Benchmarking Universal Machine Learning Interatomic Potentials for Elastic Property Prediction
Pengfei Gao, Haidi Wang
TL;DR
The paper benchmarks four universal ML interatomic potentials (CHGNet, MACE, MatterSim, SevenNet) on elastic-property predictions across roughly 11k Materials Project structures, using DFT as reference. Elastic constants are extracted from stress–strain responses and converted to bulk, shear, Young's moduli, and Poisson's ratio via Voigt–Reuss–Hill averaging, enabling a rigorous comparison of accuracy and efficiency. SevenNet delivers the best overall accuracy, while MACE and MatterSim provide favorable accuracy–efficiency trade-offs; CHGNet generally underperforms and exhibits systematic biases. Targeted fine-tuning with strained configurations improves predictive performance for CHGNet, MatterSim, and SevenNet, demonstrating the value of non-equilibrium data in reducing biases and enhancing robustness for mechanical-property predictions, with MACE showing mixed gains.

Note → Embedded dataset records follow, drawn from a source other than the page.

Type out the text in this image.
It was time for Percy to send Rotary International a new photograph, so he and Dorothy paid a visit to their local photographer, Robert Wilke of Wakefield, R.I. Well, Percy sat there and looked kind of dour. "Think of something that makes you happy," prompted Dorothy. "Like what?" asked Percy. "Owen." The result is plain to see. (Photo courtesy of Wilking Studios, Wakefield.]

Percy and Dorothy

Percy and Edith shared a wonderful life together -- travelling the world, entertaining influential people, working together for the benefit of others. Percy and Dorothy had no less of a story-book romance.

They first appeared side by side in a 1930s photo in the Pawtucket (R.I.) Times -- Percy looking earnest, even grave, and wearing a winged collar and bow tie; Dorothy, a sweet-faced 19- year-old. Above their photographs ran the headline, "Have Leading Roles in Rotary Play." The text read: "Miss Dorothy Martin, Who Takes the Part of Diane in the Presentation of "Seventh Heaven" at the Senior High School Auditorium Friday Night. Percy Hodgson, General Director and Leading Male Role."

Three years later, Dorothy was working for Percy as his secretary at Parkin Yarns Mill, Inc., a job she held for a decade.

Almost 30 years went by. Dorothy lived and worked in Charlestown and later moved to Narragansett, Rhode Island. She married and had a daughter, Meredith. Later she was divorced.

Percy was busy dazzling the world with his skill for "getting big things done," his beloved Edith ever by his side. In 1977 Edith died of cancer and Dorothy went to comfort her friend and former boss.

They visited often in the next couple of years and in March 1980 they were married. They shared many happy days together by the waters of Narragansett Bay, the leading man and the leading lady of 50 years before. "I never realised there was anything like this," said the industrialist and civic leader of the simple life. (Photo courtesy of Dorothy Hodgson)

These results offer practical guidance for selecting uMLIPs in elastic-property applications and highlight directions for dataset augmentation and active-learning strategies to advance reliable, scalable materials design.
Abstract
Universal machine learning interatomic potentials have emerged as efficient tools for materials simulation, yet their reliability for elastic property prediction remains unclear. Here, we present a systematic benchmark of four uMLIPs -- MatterSim, MACE, SevenNet, and CHGNet -- against first-principles data for nearly 11\,000 elastically stable materials from the Materials Project database. The results show that SevenNet achieves the highest accuracy, MACE and MatterSim balance accuracy with efficiency, while CHGNet performs less effectively overall. To further improve predictive quality, we perform targeted fine-tuning on all four uMLIPs using strained configurations derived from 185 high-error materials. After fine-tuning, CHGNet exhibits the largest overall improvement, with an average mean absolute percentage error reduction of about 23\%, followed by MatterSim at around 21\% and SevenNet at 18\%, whereas MACE shows a performance degradation of roughly 14\%. This work provides quantitative guidance for model selection and data refinement, advancing uMLIPs toward reliable applications in mechanical property prediction.